While the Supreme Court has long held quarantines to be constitutional, it has not ruled directly on the scope of permissible quarantines. However, in the famous case of Jacobson v. Massachusetts, the Court did uphold a blanket mandatory vaccination law, under which resisters were put in jail. The principle here is the same as with quarantine – that one’s normal rights to bodily integrity are suspended by a general and serious public need, especially of an epidemiological variety.
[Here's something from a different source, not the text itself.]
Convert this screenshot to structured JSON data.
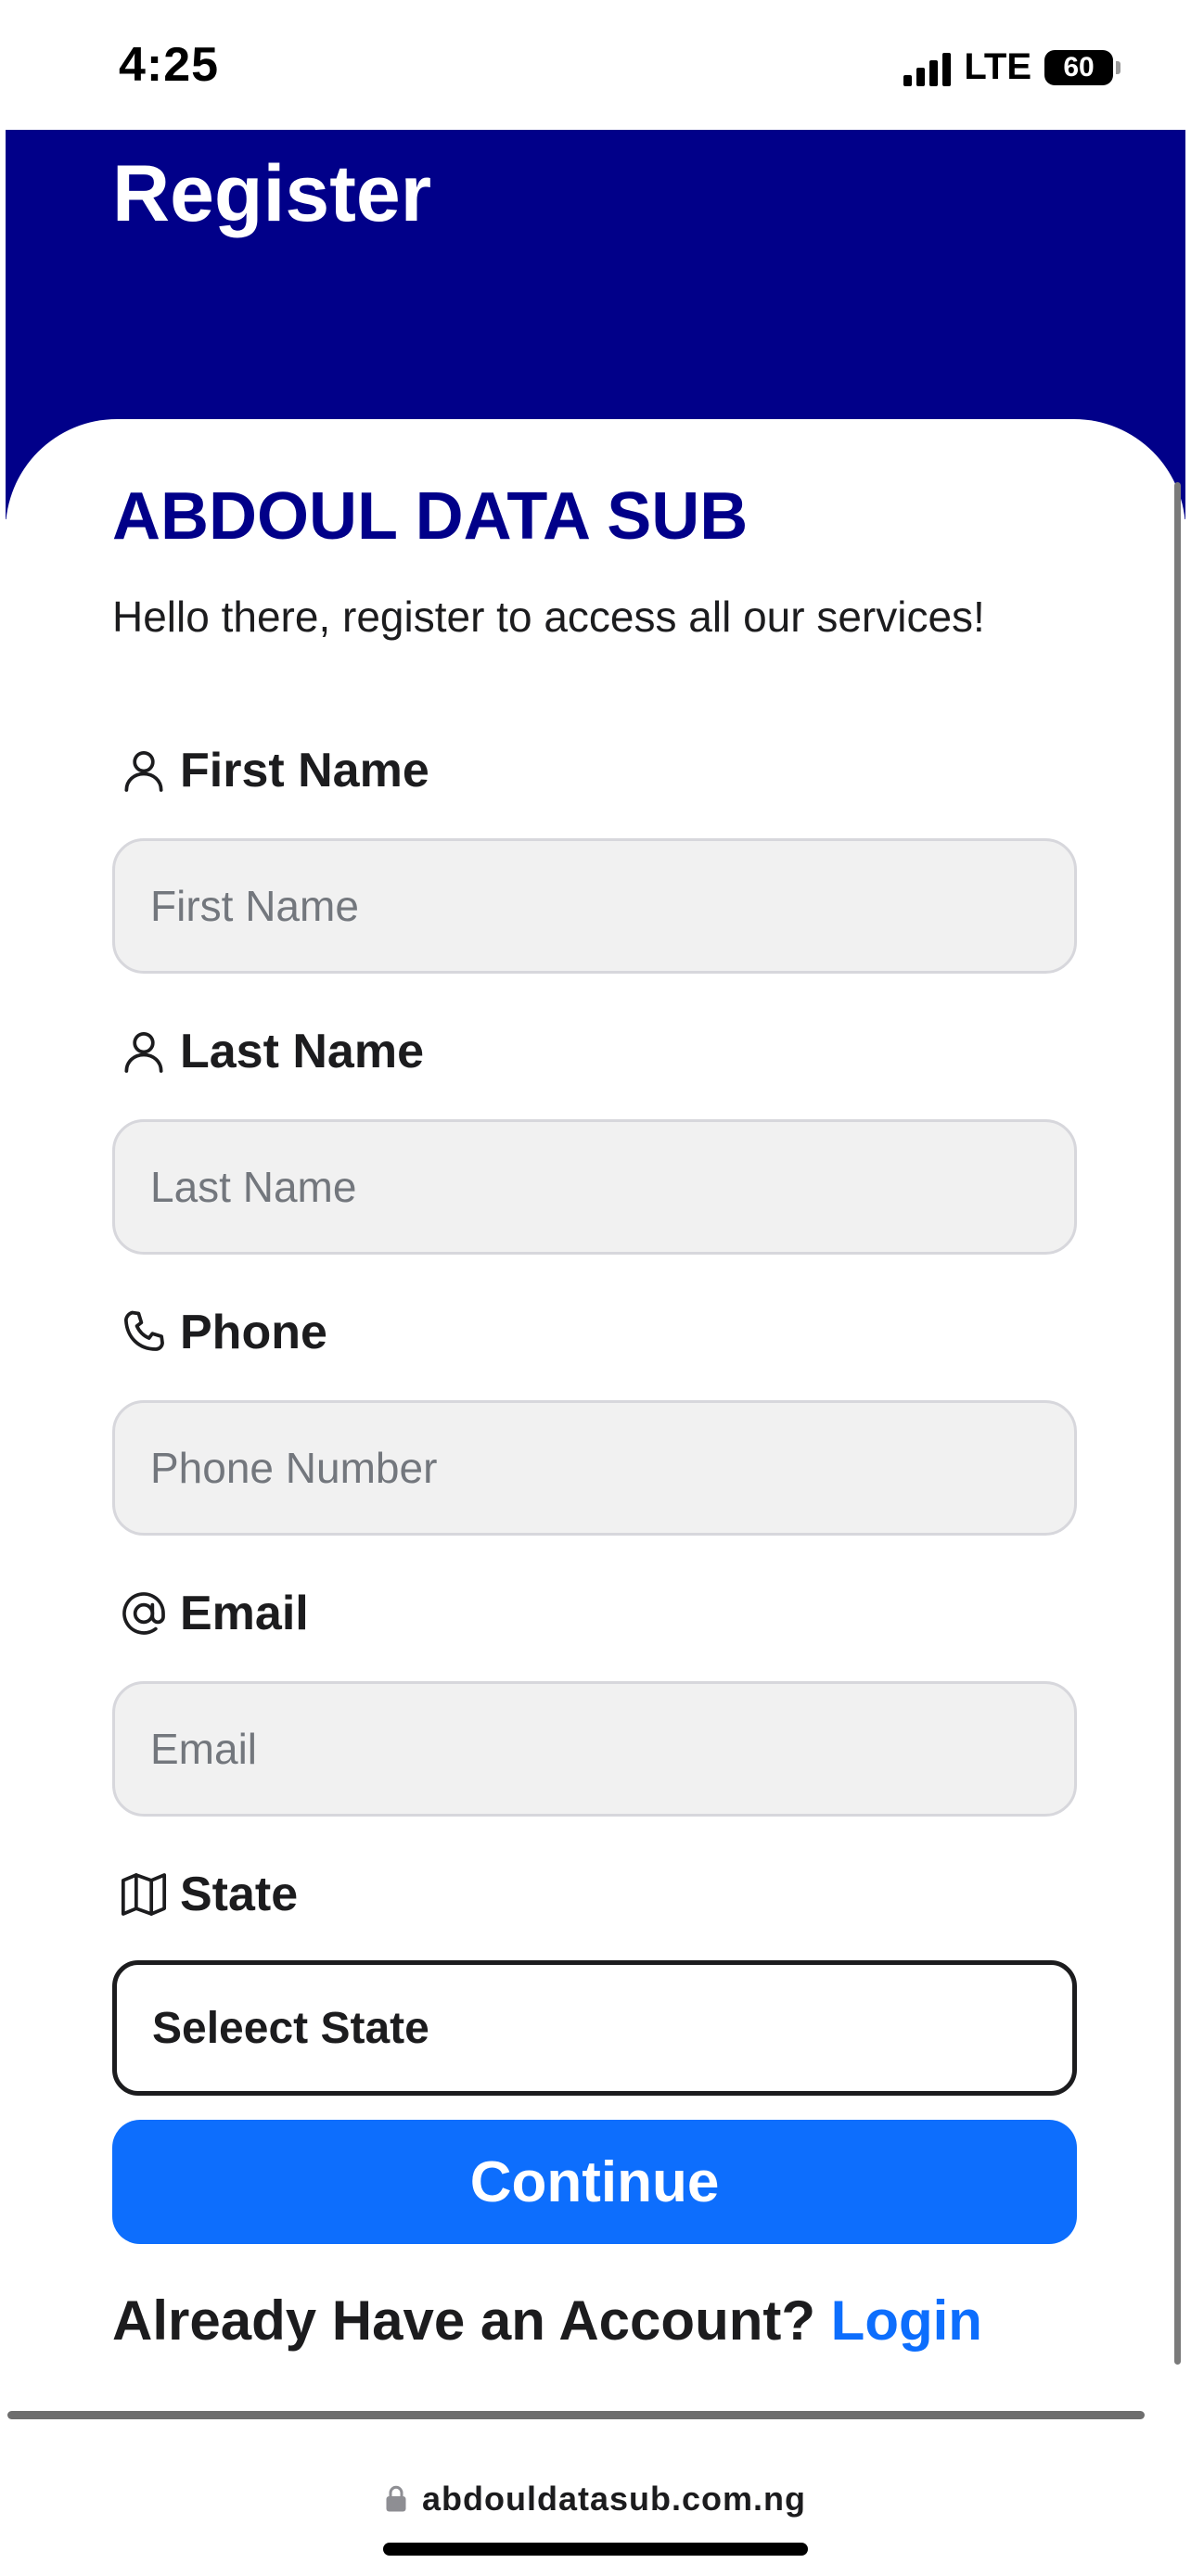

Still, in part because quarantines have rarely been imposed since World War II, there is relatively little direct precedent on their permissible scope and circumstances. But a brief review of the cases suggests it extremely difficult to challenge such an action without a clear showing of medical unreasonableness, or discriminatory application. Indeed, I found no cases in which a quarantine has been lifted due process grounds (though there have been some successful challenges to conditions of quarantine).
One case upholding a quarantine has facts that look strikingly like Hickox’s. In U.S. ex rel Siegel v. Shinnick, 219 F.Supp. 789 (E.D. NY 1963), the plaintiff was confined for 14 days on her return from a “smallpox infected area” abroad, despite a lack of any evidence of direct exposure or symptoms. The court upheld the action, noting:
[The] judgment required is that of a public health officer and not of a lawyer used to insist on positive evidence to support action; their task is to measure risk to the public and to seek for what can reassure and, not finding it, to proceed reasonably to make the public health secure. They deal in a terrible context and the consequences of mistaken indulgence can be irretrievably tragic. To supercede their judgment there must be a reliable showing of error.
Perhaps the ACLU, which is also questioning the current quarantine, thinks that due process has expanded so much that it might even prohibit this most traditional use of the police power. I doubt it. There are extremely few contexts where the state can deprive someone of liberty without any showing of wrongdoing, or any personal conduct whatsoever: conscription, quarantine, and in a milder fashion, jury service. The case law basis for conscription goes back only to 1918 (also the time of the first widespread quarantines n the U.S.), but it has proven impervious to a liberalized due process clause. Quarantine is safe too.
Moreover, 20th century quarantine cases have typically death with tuberculosis and small pox, both of which are far less lethal than Ebola, and about which much more was known. (The most common form of smallpox had a 30% fatality rate, less than half that of Ebola.) All this shifts the presumption of validity even more towards the state.
Under the basic Mathews v. Eldridge balancing test for these kind of deprivations of liberty, the gravity of the of government’s interest and adequacy of pre-deprivation process are key factors. The long incubation period and deadly effects all counsel for allowing a deprivation of liberty without any showing of illness. Locking a patient up after they develop a fever simply does not substitute for doing so in advance.
UPDATE: I just saw news reports that the nurse is being released.